Dirk Loss, http://dirk-loss.de, @dloss
First we get a sample PCAP file:
from IPython.display import HTML
HTML('<iframe src=http://digitalcorpora.org/corpora/scenarios/nitroba-university-harassment-scenario width=600 height=300></iframe>')
!mkdir -p pcap
cd pcap/
/home/dirk/projects/pcap
# Just use curl:
# !curl -o nitroba.pcap http://digitalcorpora.org/corp/nps/packets/2008-nitroba/nitroba.pcap
# Or use pure Python:
# import urllib
# urllib.urlretrieve("http://digitalcorpora.org/corp/nps/packets/2008-nitroba/nitroba.pcap", "nitroba.pcap")
ls -l nitroba.pcap
-rw-rw-r-- 1 dirk dirk 56795590 Okt 29 2012 nitroba.pcap
%pylab inline
Welcome to pylab, a matplotlib-based Python environment [backend: module://IPython.zmq.pylab.backend_inline]. For more information, type 'help(pylab)'.
import pandas as pd
We can use the tshark
command from the Wireshark tool suite to read the PCAP file and convert it into a CSV file:
!tshark -n -r nitroba.pcap -T fields -Eheader=y -e frame.number -e frame.len > frame.len
df=pd.read_table("frame.len")
df
<class 'pandas.core.frame.DataFrame'> Int64Index: 95175 entries, 0 to 95174 Data columns: frame.number 95175 non-null values frame.len 95175 non-null values dtypes: int64(2)
df["frame.len"].describe()
count 95175.000000 mean 580.748789 std 625.757017 min 42.000000 25% 70.000000 50% 87.000000 75% 1466.000000 max 1466.000000
figsize(10,6)
df["frame.len"].plot(style=".", alpha=0.2)
title("Frame length")
ylabel("bytes")
xlabel("frame number")
<matplotlib.text.Text at 0xb4f1a2c>
Here is a convenience function that reads the given fields into a Pandas DataFrame:
import subprocess
import datetime
import pandas as pd
def read_pcap(filename, fields=[], display_filter="",
timeseries=False, strict=False):
""" Read PCAP file into Pandas DataFrame object.
Uses tshark command-line tool from Wireshark.
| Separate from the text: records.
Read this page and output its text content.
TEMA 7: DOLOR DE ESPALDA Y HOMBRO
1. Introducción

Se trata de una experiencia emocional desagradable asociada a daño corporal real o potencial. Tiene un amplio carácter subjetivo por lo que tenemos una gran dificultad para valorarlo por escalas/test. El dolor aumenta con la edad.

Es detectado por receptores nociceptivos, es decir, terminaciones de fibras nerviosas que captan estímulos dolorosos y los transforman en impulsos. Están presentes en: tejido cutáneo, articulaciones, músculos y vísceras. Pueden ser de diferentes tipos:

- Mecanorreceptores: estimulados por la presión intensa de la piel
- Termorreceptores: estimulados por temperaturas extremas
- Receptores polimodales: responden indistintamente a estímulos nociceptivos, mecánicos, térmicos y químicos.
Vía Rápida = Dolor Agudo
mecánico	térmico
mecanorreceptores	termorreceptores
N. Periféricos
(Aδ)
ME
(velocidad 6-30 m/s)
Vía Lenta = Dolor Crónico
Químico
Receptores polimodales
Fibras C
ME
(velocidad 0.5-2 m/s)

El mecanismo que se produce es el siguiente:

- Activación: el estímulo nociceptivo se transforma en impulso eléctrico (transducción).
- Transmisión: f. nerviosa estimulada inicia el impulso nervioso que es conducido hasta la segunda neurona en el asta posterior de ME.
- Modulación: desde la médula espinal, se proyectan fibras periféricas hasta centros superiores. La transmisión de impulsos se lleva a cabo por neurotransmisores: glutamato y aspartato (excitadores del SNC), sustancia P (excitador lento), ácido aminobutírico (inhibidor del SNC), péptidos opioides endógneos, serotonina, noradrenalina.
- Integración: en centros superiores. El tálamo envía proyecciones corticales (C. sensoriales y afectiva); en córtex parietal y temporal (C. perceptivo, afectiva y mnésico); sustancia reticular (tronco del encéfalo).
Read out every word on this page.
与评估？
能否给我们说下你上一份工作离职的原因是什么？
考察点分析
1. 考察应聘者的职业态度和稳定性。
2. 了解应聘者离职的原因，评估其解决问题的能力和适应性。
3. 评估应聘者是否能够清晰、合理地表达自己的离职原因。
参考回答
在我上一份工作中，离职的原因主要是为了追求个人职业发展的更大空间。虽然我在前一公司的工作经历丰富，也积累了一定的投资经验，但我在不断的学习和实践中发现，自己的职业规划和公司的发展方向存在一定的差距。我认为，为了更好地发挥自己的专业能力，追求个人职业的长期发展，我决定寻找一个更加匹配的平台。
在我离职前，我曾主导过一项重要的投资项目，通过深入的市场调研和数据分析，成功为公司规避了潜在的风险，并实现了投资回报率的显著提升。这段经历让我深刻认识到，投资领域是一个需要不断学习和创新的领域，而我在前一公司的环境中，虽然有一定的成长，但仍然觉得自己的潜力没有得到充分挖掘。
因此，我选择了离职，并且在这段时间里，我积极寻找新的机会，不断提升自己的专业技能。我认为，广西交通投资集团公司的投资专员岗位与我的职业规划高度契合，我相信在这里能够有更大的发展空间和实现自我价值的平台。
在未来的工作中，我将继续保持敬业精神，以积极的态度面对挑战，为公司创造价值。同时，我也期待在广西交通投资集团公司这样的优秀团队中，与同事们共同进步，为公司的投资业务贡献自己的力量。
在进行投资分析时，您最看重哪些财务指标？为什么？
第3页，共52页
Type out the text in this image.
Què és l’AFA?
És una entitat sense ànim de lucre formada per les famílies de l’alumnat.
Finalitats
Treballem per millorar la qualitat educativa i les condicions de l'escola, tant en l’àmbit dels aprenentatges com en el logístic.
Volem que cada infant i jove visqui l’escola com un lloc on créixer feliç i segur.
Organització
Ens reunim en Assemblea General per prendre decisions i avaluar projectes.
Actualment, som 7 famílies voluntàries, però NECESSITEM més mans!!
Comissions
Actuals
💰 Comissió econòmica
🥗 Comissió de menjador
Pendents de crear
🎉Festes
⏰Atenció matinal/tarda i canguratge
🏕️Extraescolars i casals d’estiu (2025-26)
filename: Name or full path of the PCAP file to read
fields: List of fields to include as columns
display_filter: Additional filter to restrict frames
strict: Only include frames that contain all given fields
(Default: false)
timeseries: Create DatetimeIndex from frame.time_epoch
(Default: false)
Syntax for fields and display_filter is specified in
Wireshark's Display Filter Reference:
http://www.wireshark.org/docs/dfref/
"""
if timeseries:
fields = ["frame.time_epoch"] + fields
fieldspec = " ".join("-e %s" % f for f in fields)
display_filters = fields if strict else []
if display_filter:
display_filters.append(display_filter)
filterspec = "-R '%s'" % " and ".join(f for f in display_filters)
options = "-r %s -n -T fields -Eheader=y" % filename
cmd = "tshark %s %s %s" % (options, filterspec, fieldspec)
proc = subprocess.Popen(cmd, shell = True,
stdout=subprocess.PIPE)
if timeseries:
df = pd.read_table(proc.stdout,
index_col = "frame.time_epoch",
parse_dates=True,
date_parser=datetime.datetime.fromtimestamp)
else:
df = pd.read_table(p.stdout)
return df
framelen=read_pcap("nitroba.pcap", ["frame.len"], timeseries=True)
framelen
<class 'pandas.core.frame.DataFrame'> DatetimeIndex: 95175 entries, 2008-07-22 03:51:07.095278 to 2008-07-22 08:13:47.046029 Data columns: frame.len 95175 non-null values dtypes: int64(1)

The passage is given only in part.